I managed to miss the first three games here on the blog.
In game 1, the Yankees beat the Dodgers 3 to 2. In game 2, the Dodgers beat the Yankees 3 to 2. In game 3, the Yankees beat the Dodgers 2 to 1.
In this game, the Yankees beat the Dodgers 7 to 4 at Ebbets Field.
You could have listened on the radio, of course, but there were also other things to listen to.
Louis Brandeis, former Supreme Court Justice, died at age 84. He'd retired from the court in 1939.
Brandeis remains a legend from the court, although probably few people could really define what he stood for now. He was a progressive when that term had been defined by Theodore Roosevelt's politics. He was appointed to the court by Woodrow Wilson. He was a wealthy man, but was opposed to consumerism and felt it influence corrupting. He was also an opponent of big finance and big corporations. He was personally very reserved.

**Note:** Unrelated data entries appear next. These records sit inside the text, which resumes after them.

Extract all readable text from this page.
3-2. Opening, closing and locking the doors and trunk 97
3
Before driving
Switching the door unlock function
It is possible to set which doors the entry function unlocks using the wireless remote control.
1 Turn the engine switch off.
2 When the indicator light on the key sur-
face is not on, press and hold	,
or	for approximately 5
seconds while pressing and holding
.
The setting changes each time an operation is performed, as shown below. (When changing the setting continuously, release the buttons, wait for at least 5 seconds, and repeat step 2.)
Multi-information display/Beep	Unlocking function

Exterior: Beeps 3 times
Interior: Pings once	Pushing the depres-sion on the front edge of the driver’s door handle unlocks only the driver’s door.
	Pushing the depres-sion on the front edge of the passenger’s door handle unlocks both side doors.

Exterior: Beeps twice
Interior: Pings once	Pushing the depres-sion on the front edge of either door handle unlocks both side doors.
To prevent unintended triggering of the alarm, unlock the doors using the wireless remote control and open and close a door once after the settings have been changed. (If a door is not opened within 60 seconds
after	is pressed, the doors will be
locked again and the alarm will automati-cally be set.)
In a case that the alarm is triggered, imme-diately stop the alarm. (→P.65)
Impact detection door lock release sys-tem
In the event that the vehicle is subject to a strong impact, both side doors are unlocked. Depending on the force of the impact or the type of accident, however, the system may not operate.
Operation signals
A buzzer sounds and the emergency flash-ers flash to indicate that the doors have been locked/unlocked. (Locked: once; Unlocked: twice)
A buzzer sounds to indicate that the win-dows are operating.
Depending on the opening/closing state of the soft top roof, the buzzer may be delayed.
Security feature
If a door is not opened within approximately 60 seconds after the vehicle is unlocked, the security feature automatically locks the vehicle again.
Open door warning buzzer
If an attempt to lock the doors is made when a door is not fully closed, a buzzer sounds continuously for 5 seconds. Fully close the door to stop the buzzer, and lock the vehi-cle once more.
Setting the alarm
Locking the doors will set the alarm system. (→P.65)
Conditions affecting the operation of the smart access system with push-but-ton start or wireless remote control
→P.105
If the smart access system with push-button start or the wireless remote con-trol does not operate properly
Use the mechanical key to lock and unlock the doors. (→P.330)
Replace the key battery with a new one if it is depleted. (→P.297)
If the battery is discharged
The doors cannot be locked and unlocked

He was the first Jewish Supreme Court Justice, although his parents were members of the heretical Frankism sect. The rest of his family was not, and it does not appear that Brandeis himself was. He was married to a cousin of his and had two children.

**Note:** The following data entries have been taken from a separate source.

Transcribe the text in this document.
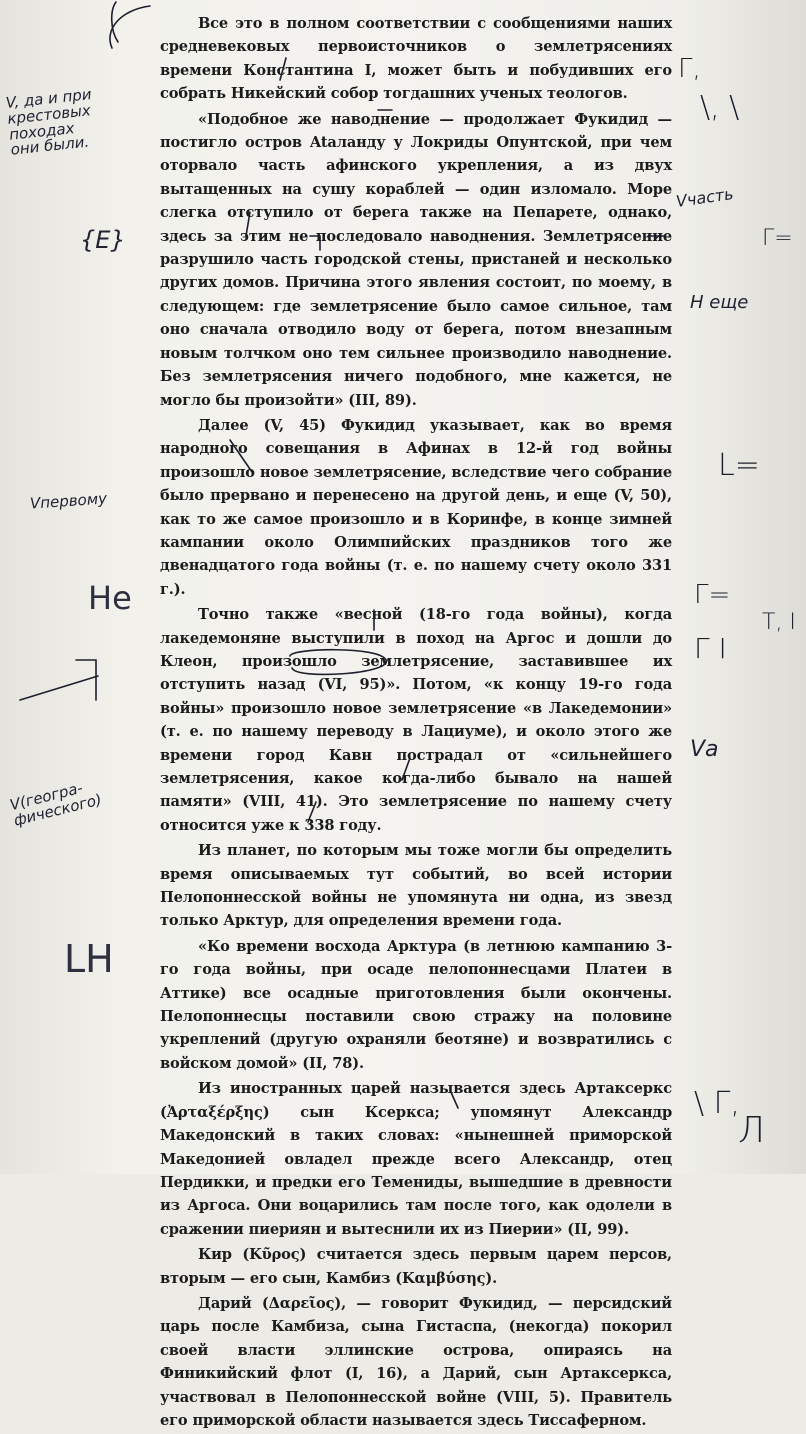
Все это в полном соответствии с сообщениями наших средневековых первоисточников о землетрясениях времени Константина I, может быть и побудивших его собрать Никейский собор тогдашних ученых теологов.

«Подобное же наводнение — продолжает Фукидид — постигло остров Ataланду у Локриды Опунтской, при чем оторвало часть афинского укрепления, а из двух вытащенных на сушу кораблей — один изломало. Море слегка отступило от берега также на Пепарете, однако, здесь за этим не последовало наводнения. Землетрясение разрушило часть городской стены, пристаней и несколько других домов. Причина этого явления состоит, по моему, в следующем: где землетрясение было самое сильное, там оно сначала отводило воду от берега, потом внезапным новым толчком оно тем сильнее производило наводнение. Без землетрясения ничего подобного, мне кажется, не могло бы произойти» (III, 89).

Далее (V, 45) Фукидид указывает, как во время народного совещания в Афинах в 12-й год войны произошло новое землетрясение, вследствие чего собрание было прервано и перенесено на другой день, и еще (V, 50), как то же самое произошло и в Коринфе, в конце зимней кампании около Олимпийских праздников того же двенадцатого года войны (т. е. по нашему счету около 331 г.).

Точно также «весной (18-го года войны), когда лакедемоняне выступили в поход на Аргос и дошли до Клеон, произошло землетрясение, заставившее их отступить назад (VI, 95)». Потом, «к концу 19-го года войны» произошло новое землетрясение «в Лакедемонии» (т. е. по нашему переводу в Лациуме), и около этого же времени город Кавн пострадал от «сильнейшего землетрясения, какое когда-либо бывало на нашей памяти» (VIII, 41). Это землетрясение по нашему счету относится уже к 338 году.

Из планет, по которым мы тоже могли бы определить время описываемых тут событий, во всей истории Пелопоннесской войны не упомянута ни одна, из звезд только Арктур, для определения времени года.

«Ко времени восхода Арктура (в летнюю кампанию 3-го года войны, при осаде пелопоннесцами Платеи в Аттике) все осадные приготовления были окончены. Пелопоннесцы поставили свою стражу на половине укреплений (другую охраняли беотяне) и возвратились с войском домой» (II, 78).

Из иностранных царей называется здесь Артаксеркс (Ἀρταξέρξης) сын Ксеркса; упомянут Александр Македонский в таких словах: «нынешней приморской Македонией овладел прежде всего Александр, отец Пердикки, и предки его Темениды, вышедшие в древности из Аргоса. Они воцарились там после того, как одолели в сражении пиериян и вытеснили их из Пиерии» (II, 99).

Кир (Κῦρος) считается здесь первым царем персов, вторым — его сын, Камбиз (Καμβύσης).

Дарий (Δαρεῖος), — говорит Фукидид, — персидский царь после Камбиза, сына Гистаспа, (некогда) покорил своей власти эллинские острова, опираясь на Финикийский флот (I, 16), а Дарий, сын Артаксеркса, участвовал в Пелопоннесской войне (VIII, 5). Правитель его приморской области называется здесь Тиссаферном.

V, да и при
крестовых
походах
они были.
{Е}
Vпервому
Не
V(геогра-
фического)
LH
Vчасть
Н еще
Vа
Г,
\, \
Г=
L=
Г=
Т, I
Г I
\ Г,
Л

On the same day, the New York Times ran an article that things were worsening for Jews in Eastern Europe, an understatement if ever there was one, but an understandable understatement given that Western news outlets hadn't had free access to Eastern Europe for twenty years at the time, and the Germans weren't about to give it to them. Herman Hoth, a German general, was appointed commander of the German 17th Army where he would be a strong proponent of the war of annulation against the Jews and the Communists, whom he made no distinction between. Hoth was tried after the war for war crimes and tried to excuse his actions as ones that that were sales puffery only, which was quite a stretch. He served 15 years in prison for war crimes and died in 1971.
Weekly German propaganda poster released on this day in 1941. The text reads, loosely; "Farmers and Soldiers stand hand in hand together, to give to the Volk their day bread, and to the Reich freedom through room. The poster is a ghastly perversion of Christian ideals in regard to its reference to "daily bread" and bizarrely has the sword not beat into a plowshare, but anchored to a plot.
Of note, if you were in the West reading the news from this period, it'd have been hard not to conclude the Germans were going to win the war. Now, of course, we realize that they were already in trouble in the Soviet Union, but that wouldn't have been obvious from reading the newspapers.